O czym mówiliby ludzie, gdyby nie widzieli ZŁA? Musieliby chyba zamilknąć i co wówczas? Mówienie o złych, lęku, zagrożeniach, jak wielu wciąż nabiera się na to i „dzieciństwo” człowieczej świadomości wciąż trwa.
Mieć wroga – i mamy cel dla którego, nasze życie nabiera sensu. warto wstać, jest powód aby usta otworzyć. i życie płynie.
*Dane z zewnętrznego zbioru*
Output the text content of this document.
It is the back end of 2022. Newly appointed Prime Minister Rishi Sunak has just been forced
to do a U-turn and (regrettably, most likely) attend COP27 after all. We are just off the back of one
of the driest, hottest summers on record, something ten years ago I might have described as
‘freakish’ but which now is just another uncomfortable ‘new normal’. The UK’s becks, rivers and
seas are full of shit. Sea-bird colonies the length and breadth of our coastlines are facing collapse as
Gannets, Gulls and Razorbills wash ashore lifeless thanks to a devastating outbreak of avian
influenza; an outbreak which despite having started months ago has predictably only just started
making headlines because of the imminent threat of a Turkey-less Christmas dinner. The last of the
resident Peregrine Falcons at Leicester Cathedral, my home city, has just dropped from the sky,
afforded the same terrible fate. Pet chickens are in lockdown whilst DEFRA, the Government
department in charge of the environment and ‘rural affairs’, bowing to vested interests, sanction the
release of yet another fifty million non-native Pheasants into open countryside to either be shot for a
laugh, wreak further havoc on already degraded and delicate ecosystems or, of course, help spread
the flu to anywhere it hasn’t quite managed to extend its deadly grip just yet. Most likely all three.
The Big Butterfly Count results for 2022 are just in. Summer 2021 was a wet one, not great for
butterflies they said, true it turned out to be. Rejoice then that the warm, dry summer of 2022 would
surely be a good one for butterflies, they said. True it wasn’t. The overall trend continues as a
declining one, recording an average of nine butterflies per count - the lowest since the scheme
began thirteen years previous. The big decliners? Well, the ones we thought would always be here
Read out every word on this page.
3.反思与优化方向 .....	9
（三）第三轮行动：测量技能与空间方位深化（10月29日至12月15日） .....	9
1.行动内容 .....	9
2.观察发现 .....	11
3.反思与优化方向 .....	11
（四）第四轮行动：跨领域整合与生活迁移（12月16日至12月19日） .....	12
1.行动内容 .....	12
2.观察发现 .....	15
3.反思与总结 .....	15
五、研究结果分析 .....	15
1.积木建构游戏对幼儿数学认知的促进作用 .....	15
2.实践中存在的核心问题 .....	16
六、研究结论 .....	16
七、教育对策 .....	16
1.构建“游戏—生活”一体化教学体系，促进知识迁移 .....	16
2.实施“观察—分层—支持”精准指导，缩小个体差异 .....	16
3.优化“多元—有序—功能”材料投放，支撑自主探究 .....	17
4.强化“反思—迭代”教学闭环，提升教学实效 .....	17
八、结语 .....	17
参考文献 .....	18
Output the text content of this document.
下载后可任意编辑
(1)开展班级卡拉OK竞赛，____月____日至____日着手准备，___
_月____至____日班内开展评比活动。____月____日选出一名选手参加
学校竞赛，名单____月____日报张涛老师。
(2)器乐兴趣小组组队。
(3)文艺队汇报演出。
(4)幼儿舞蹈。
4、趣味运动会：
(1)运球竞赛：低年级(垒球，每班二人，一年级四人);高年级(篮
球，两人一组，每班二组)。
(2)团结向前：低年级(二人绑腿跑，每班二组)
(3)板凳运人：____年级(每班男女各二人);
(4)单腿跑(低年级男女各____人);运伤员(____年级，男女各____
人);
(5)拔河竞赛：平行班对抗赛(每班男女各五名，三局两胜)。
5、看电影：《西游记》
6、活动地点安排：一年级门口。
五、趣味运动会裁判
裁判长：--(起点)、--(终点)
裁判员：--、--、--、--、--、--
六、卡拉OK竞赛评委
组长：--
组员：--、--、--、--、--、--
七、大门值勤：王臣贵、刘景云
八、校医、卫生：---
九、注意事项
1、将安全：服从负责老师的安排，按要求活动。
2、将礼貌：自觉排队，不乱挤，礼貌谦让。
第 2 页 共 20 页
Media, książki, filmy, spotkania przy kawie, tematy dla „oświeconych, przebudzonych”, nagrania, zloty, kariery, ach……jakie to zło jest niezwykle nakręcające biznes i daje powód by żyć, przecież trzeba WALCZYĆ. Jak mówią niektórzy – zło i dobro było i zawsze będzie, my Ci dobrzy mamy cel, walkę ze złem, to takie szlachetne…..
Oto wciąż ludzko- zwierzęca natura, niby walka o przetrwanie, a Boskość czeka.
Świadoma kreacja „leży na łopatkach” , tysiące lat nauki i cóż……
a świat dobra i zła to tylko efekt niższej świadomości i przebywania jeszcze w rozdzieleniu od swej boskiej Istoty.